You need to do ball.CFrame = ball.OriginalCFrame + bounceOffset
instead of ball.CFrame = ball.Cframe + bounceOffset
Actually this code isn’t for a ball. I have not said it was
It for a Part to bob up and down. It is working correctly, except for the fact that on higher frame rates it bobs way higher than lower frame rates.
Same. Maybe there is some weird floating point error math stuff when the delta time is so small. It could be stuff breaks at high frame rates because Roblox doesn’t support high frame rates natively.
At least you gave me affirmation that my code using delta is theoretically correct and I’m not making some mistake.
This is a sign that you are modifying the position incorrectly.
Here’s a frame by frame run down:
Removed /100 for simplicity
5FPS:
TotalTime = 0.2, Vertical Offset = ~0.19, part y position = 0.19
TotalTime = 0.4, Vertical Offset = ~0.4, part y position = 0.59
TotalTime = 0.6, Vertical Offset = ~0.56, part y position = 1.15
10FPS:
TotalTime = 0.1, Vertical Offset = ~0.1, part y position = 0.1
TotalTime = 0.2, Vertical Offset = ~0.19, part y position = 0.29
TotalTime = 0.3, Vertical Offset = ~0.3, part y position = 0.59
TotalTime = 0.4, Vertical Offset = ~0.4, part y position = 0.99
TotalTime = 0.5, Vertical Offset = ~0.48, part y position = 1.47
TotalTime = 0.6, Vertical Offset = ~0.56, part y position = 2.03 -- Almost twice as high!
Also need to scale it up, remove the /100 and make it * by how ever many studs up/down you want it to go.
400fps would only go down to 0.0025, not small enough for floating point error stuff.

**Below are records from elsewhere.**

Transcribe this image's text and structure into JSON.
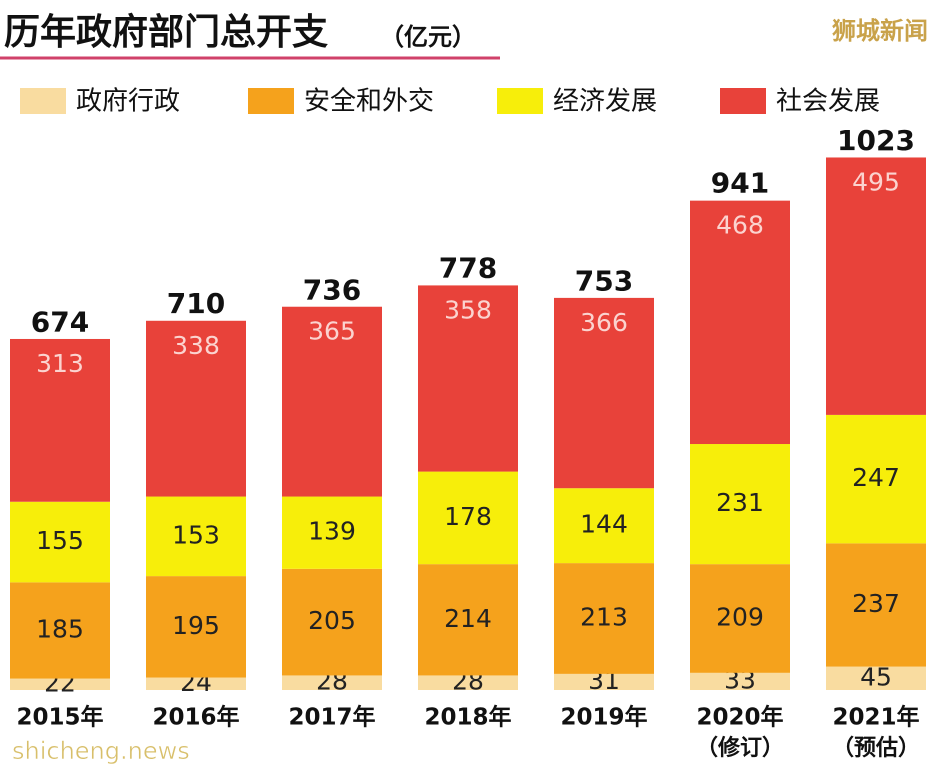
{
  "chart_data": {
    "type": "stacked_bar",
    "title": "历年政府部门总开支",
    "subtitle": "（亿元）",
    "source_mark": "狮城新闻",
    "watermark": "shicheng.news",
    "categories": [
      "2015年",
      "2016年",
      "2017年",
      "2018年",
      "2019年",
      "2020年",
      "2021年"
    ],
    "category_notes": [
      null,
      null,
      null,
      null,
      null,
      "（修订）",
      "（预估）"
    ],
    "totals": [
      674,
      710,
      736,
      778,
      753,
      941,
      1023
    ],
    "series": [
      {
        "name": "政府行政",
        "color": "#f9dca0",
        "values": [
          22,
          24,
          28,
          28,
          31,
          33,
          45
        ]
      },
      {
        "name": "安全和外交",
        "color": "#f5a21c",
        "values": [
          185,
          195,
          205,
          214,
          213,
          209,
          237
        ]
      },
      {
        "name": "经济发展",
        "color": "#f7ee0a",
        "values": [
          155,
          153,
          139,
          178,
          144,
          231,
          247
        ]
      },
      {
        "name": "社会发展",
        "color": "#e8423a",
        "values": [
          313,
          338,
          365,
          358,
          366,
          468,
          495
        ]
      }
    ]
  }
}
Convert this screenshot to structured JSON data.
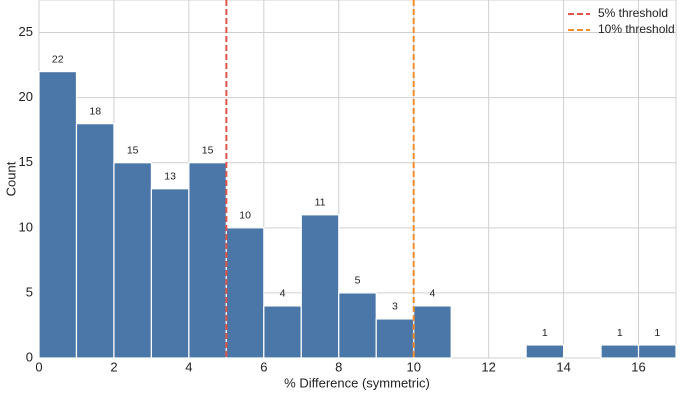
{
  "chart_data": {
    "type": "histogram",
    "xlabel": "% Difference (symmetric)",
    "ylabel": "Count",
    "bins": [
      0,
      1,
      2,
      3,
      4,
      5,
      6,
      7,
      8,
      9,
      10,
      11,
      12,
      13,
      14,
      15,
      16,
      17
    ],
    "values": [
      22,
      18,
      15,
      13,
      15,
      10,
      4,
      11,
      5,
      3,
      4,
      0,
      0,
      1,
      0,
      1,
      1
    ],
    "color": "#4a76a8",
    "xlim": [
      0,
      17
    ],
    "ylim": [
      0,
      27.5
    ],
    "xticks": [
      0,
      2,
      4,
      6,
      8,
      10,
      12,
      14,
      16
    ],
    "yticks": [
      0,
      5,
      10,
      15,
      20,
      25
    ],
    "grid": true,
    "legend": "upper right",
    "thresholds": [
      {
        "name": "5% threshold",
        "value": 5,
        "color": "#e0554a"
      },
      {
        "name": "10% threshold",
        "value": 10,
        "color": "#f28e2b"
      }
    ]
  }
}
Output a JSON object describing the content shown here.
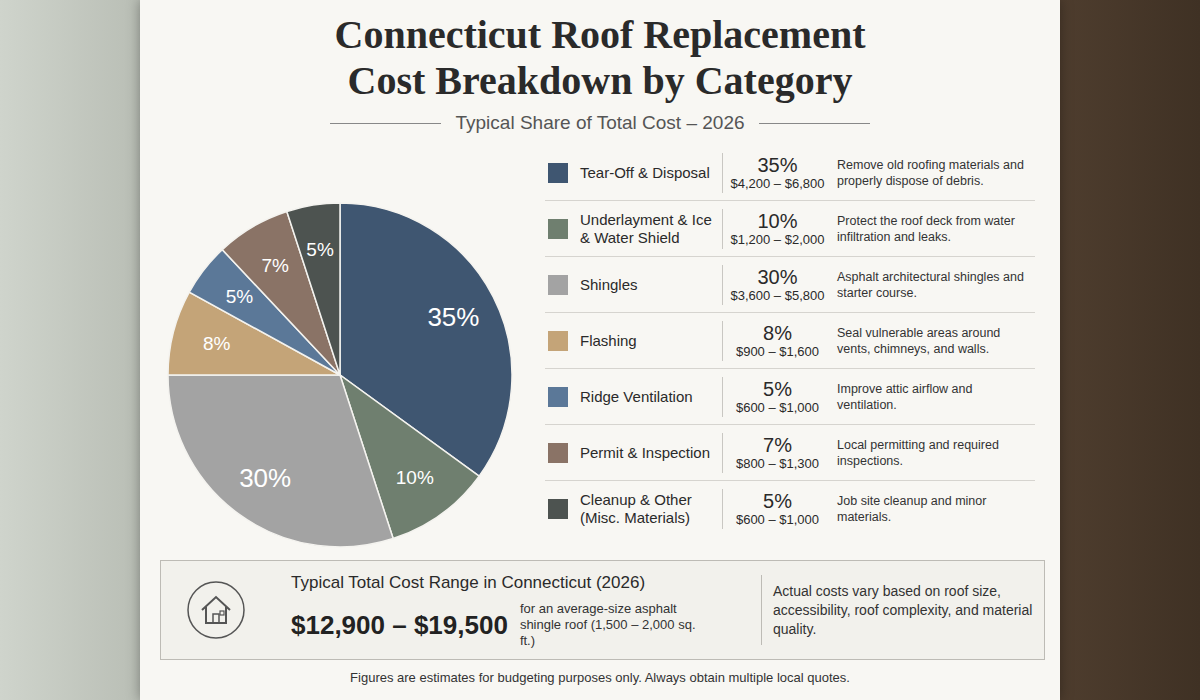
{
  "chart_data": {
    "type": "pie",
    "title": "Connecticut Roof Replacement Cost Breakdown by Category",
    "subtitle": "Typical Share of Total Cost – 2026",
    "categories": [
      "Tear-Off & Disposal",
      "Underlayment & Ice & Water Shield",
      "Shingles",
      "Flashing",
      "Ridge Ventilation",
      "Permit & Inspection",
      "Cleanup & Other (Misc. Materials)"
    ],
    "values": [
      35,
      10,
      30,
      8,
      5,
      7,
      5
    ],
    "value_labels": [
      "35%",
      "10%",
      "30%",
      "8%",
      "5%",
      "7%",
      "5%"
    ],
    "data_labels": true,
    "colors": [
      "#3f5671",
      "#6f7f6f",
      "#a3a3a3",
      "#c4a478",
      "#5b7898",
      "#8a7366",
      "#4d5350"
    ],
    "cost_ranges": [
      "$4,200 – $6,800",
      "$1,200 – $2,000",
      "$3,600 – $5,800",
      "$900 – $1,600",
      "$600 – $1,000",
      "$800 – $1,300",
      "$600 – $1,000"
    ],
    "descriptions": [
      "Remove old roofing materials and properly dispose of debris.",
      "Protect the roof deck from water infiltration and leaks.",
      "Asphalt architectural shingles and starter course.",
      "Seal vulnerable areas around vents, chimneys, and walls.",
      "Improve attic airflow and ventilation.",
      "Local permitting and required inspections.",
      "Job site cleanup and minor materials."
    ],
    "footer": {
      "heading": "Typical Total Cost Range in Connecticut (2026)",
      "total": "$12,900 – $19,500",
      "total_note": "for an average-size asphalt shingle roof (1,500 – 2,000 sq. ft.)",
      "note": "Actual costs vary based on roof size, accessibility, roof complexity, and material quality."
    },
    "disclaimer": "Figures are estimates for budgeting purposes only. Always obtain multiple local quotes."
  }
}
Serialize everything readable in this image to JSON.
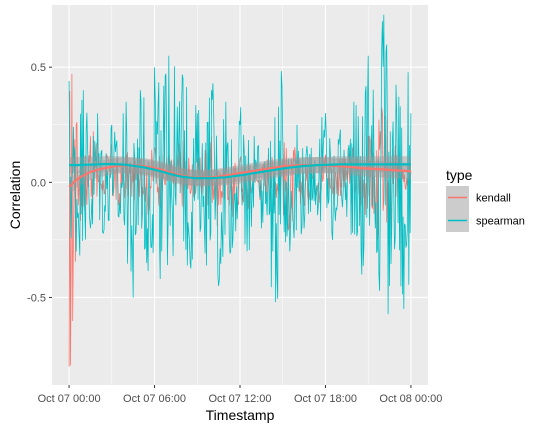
{
  "chart_data": {
    "type": "line",
    "xlabel": "Timestamp",
    "ylabel": "Correlation",
    "x_ticks": [
      "Oct 07 00:00",
      "Oct 07 06:00",
      "Oct 07 12:00",
      "Oct 07 18:00",
      "Oct 08 00:00"
    ],
    "x_tick_hours": [
      0,
      6,
      12,
      18,
      24
    ],
    "xlim_hours": [
      -1.2,
      25.2
    ],
    "y_ticks": [
      -0.5,
      0.0,
      0.5
    ],
    "y_tick_labels": [
      "-0.5",
      "0.0",
      "0.5"
    ],
    "ylim": [
      -0.88,
      0.77
    ],
    "grid": true,
    "legend": {
      "title": "type",
      "position": "right"
    },
    "series": [
      {
        "name": "kendall",
        "color": "#F8766D",
        "hours": [
          0,
          0.5,
          1,
          1.5,
          2,
          2.5,
          3,
          3.5,
          4,
          4.5,
          5,
          5.5,
          6,
          6.5,
          7,
          7.5,
          8,
          8.5,
          9,
          9.5,
          10,
          10.5,
          11,
          11.5,
          12,
          12.5,
          13,
          13.5,
          14,
          14.5,
          15,
          15.5,
          16,
          16.5,
          17,
          17.5,
          18,
          18.5,
          19,
          19.5,
          20,
          20.5,
          21,
          21.5,
          22,
          22.5,
          23,
          23.5,
          24
        ],
        "values": [
          -0.8,
          0.25,
          -0.1,
          0.2,
          0.05,
          -0.05,
          0.15,
          -0.1,
          0.12,
          0.0,
          0.1,
          -0.08,
          0.15,
          0.05,
          0.12,
          0.0,
          0.18,
          -0.05,
          0.1,
          0.02,
          0.2,
          -0.1,
          0.05,
          -0.15,
          0.1,
          -0.12,
          0.08,
          -0.05,
          0.12,
          0.0,
          0.1,
          -0.2,
          0.05,
          -0.1,
          0.08,
          0.0,
          0.12,
          -0.05,
          0.1,
          0.05,
          0.15,
          -0.1,
          0.2,
          -0.15,
          0.3,
          -0.2,
          0.12,
          0.0,
          0.05
        ],
        "smooth": [
          -0.02,
          0.01,
          0.03,
          0.045,
          0.055,
          0.062,
          0.068,
          0.072,
          0.074,
          0.074,
          0.072,
          0.068,
          0.062,
          0.055,
          0.045,
          0.035,
          0.028,
          0.022,
          0.02,
          0.02,
          0.022,
          0.025,
          0.03,
          0.035,
          0.04,
          0.045,
          0.05,
          0.055,
          0.06,
          0.065,
          0.07,
          0.072,
          0.074,
          0.075,
          0.075,
          0.075,
          0.074,
          0.072,
          0.07,
          0.068,
          0.065,
          0.062,
          0.06,
          0.058,
          0.056,
          0.054,
          0.052,
          0.05,
          0.048
        ]
      },
      {
        "name": "spearman",
        "color": "#00BFC4",
        "hours": [
          0,
          0.5,
          1,
          1.5,
          2,
          2.5,
          3,
          3.5,
          4,
          4.5,
          5,
          5.5,
          6,
          6.5,
          7,
          7.5,
          8,
          8.5,
          9,
          9.5,
          10,
          10.5,
          11,
          11.5,
          12,
          12.5,
          13,
          13.5,
          14,
          14.5,
          15,
          15.5,
          16,
          16.5,
          17,
          17.5,
          18,
          18.5,
          19,
          19.5,
          20,
          20.5,
          21,
          21.5,
          22,
          22.5,
          23,
          23.5,
          24
        ],
        "values": [
          0.44,
          -0.3,
          0.4,
          -0.2,
          0.3,
          -0.1,
          0.25,
          -0.15,
          0.35,
          -0.5,
          0.4,
          -0.2,
          0.5,
          -0.3,
          0.55,
          -0.1,
          0.45,
          -0.35,
          0.3,
          -0.2,
          0.4,
          -0.45,
          0.35,
          -0.25,
          0.25,
          -0.3,
          0.2,
          -0.2,
          0.15,
          -0.52,
          0.2,
          -0.3,
          0.25,
          -0.2,
          0.15,
          -0.1,
          0.3,
          -0.25,
          0.2,
          -0.15,
          0.35,
          -0.3,
          0.55,
          -0.2,
          0.7,
          -0.45,
          0.3,
          -0.55,
          0.3
        ],
        "smooth": [
          0.075,
          0.075,
          0.076,
          0.077,
          0.078,
          0.079,
          0.079,
          0.078,
          0.076,
          0.072,
          0.068,
          0.062,
          0.055,
          0.047,
          0.038,
          0.03,
          0.024,
          0.02,
          0.018,
          0.018,
          0.018,
          0.02,
          0.022,
          0.026,
          0.03,
          0.035,
          0.04,
          0.045,
          0.05,
          0.055,
          0.06,
          0.064,
          0.068,
          0.071,
          0.073,
          0.075,
          0.076,
          0.077,
          0.078,
          0.078,
          0.078,
          0.078,
          0.078,
          0.078,
          0.078,
          0.078,
          0.078,
          0.078,
          0.078
        ]
      }
    ]
  }
}
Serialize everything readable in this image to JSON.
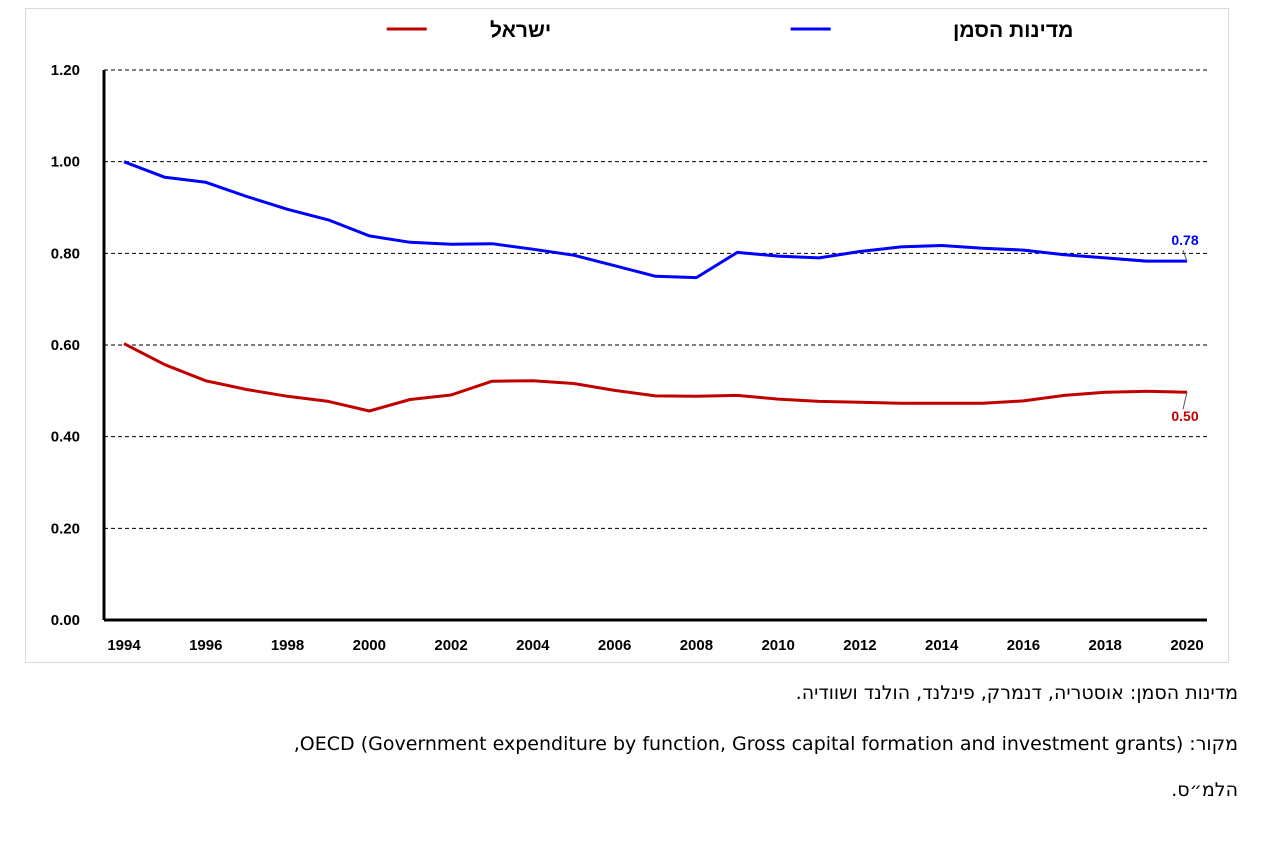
{
  "chart_data": {
    "type": "line",
    "title": "",
    "xlabel": "",
    "ylabel": "",
    "ylim": [
      0,
      1.2
    ],
    "yticks": [
      "0.00",
      "0.20",
      "0.40",
      "0.60",
      "0.80",
      "1.00",
      "1.20"
    ],
    "xticks": [
      "1994",
      "1996",
      "1998",
      "2000",
      "2002",
      "2004",
      "2006",
      "2008",
      "2010",
      "2012",
      "2014",
      "2016",
      "2018",
      "2020"
    ],
    "x": [
      1994,
      1995,
      1996,
      1997,
      1998,
      1999,
      2000,
      2001,
      2002,
      2003,
      2004,
      2005,
      2006,
      2007,
      2008,
      2009,
      2010,
      2011,
      2012,
      2013,
      2014,
      2015,
      2016,
      2017,
      2018,
      2019,
      2020
    ],
    "grid": true,
    "legend": "top",
    "series": [
      {
        "name": "מדינות הסמן",
        "color": "#0000ff",
        "values": [
          1.0,
          0.966,
          0.955,
          0.924,
          0.896,
          0.873,
          0.838,
          0.824,
          0.82,
          0.821,
          0.809,
          0.796,
          0.773,
          0.75,
          0.747,
          0.802,
          0.794,
          0.79,
          0.804,
          0.814,
          0.817,
          0.811,
          0.807,
          0.797,
          0.79,
          0.783,
          0.783
        ],
        "end_label": "0.78"
      },
      {
        "name": "ישראל",
        "color": "#c00000",
        "values": [
          0.603,
          0.557,
          0.522,
          0.503,
          0.488,
          0.477,
          0.456,
          0.481,
          0.491,
          0.521,
          0.522,
          0.516,
          0.501,
          0.489,
          0.488,
          0.49,
          0.482,
          0.477,
          0.475,
          0.473,
          0.473,
          0.473,
          0.478,
          0.49,
          0.497,
          0.499,
          0.497
        ],
        "end_label": "0.50"
      }
    ]
  },
  "notes": {
    "countries": "מדינות הסמן: אוסטריה, דנמרק, פינלנד, הולנד ושוודיה.",
    "source_line1": "מקור: OECD (Government expenditure by function, Gross capital formation and investment grants),",
    "source_line2": "הלמ״ס."
  }
}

I think it’s got something to do with the fps un-capper you’re using.
So timeGone is working correctly and will always be the same time no matter the fps.
But since I am adding to the cframe each frame it will add more at higher frame rates!
So the solution is to add the bounceOffset to the original CFrame, that way even if the function runs more times because of higher frame rates it still only applies the same offset!
An alternative solution is to remove /100 and multiply timeGone by delta and studs per second (in this case I just want 1 stud per second)
So my code was incorrect after all. I was under the illusion that I was accounting for frame rate because I was using the delta variable in timeGone but did not actually multiply the result of math.sin by delta. It could be because I am not that familiar with trigonometry.
Thank you so much for figuring this out and explaining it to me, you were a big help!
As for getting 0 returned by delta, that affects a different code and I just put an if statement to account for it for now.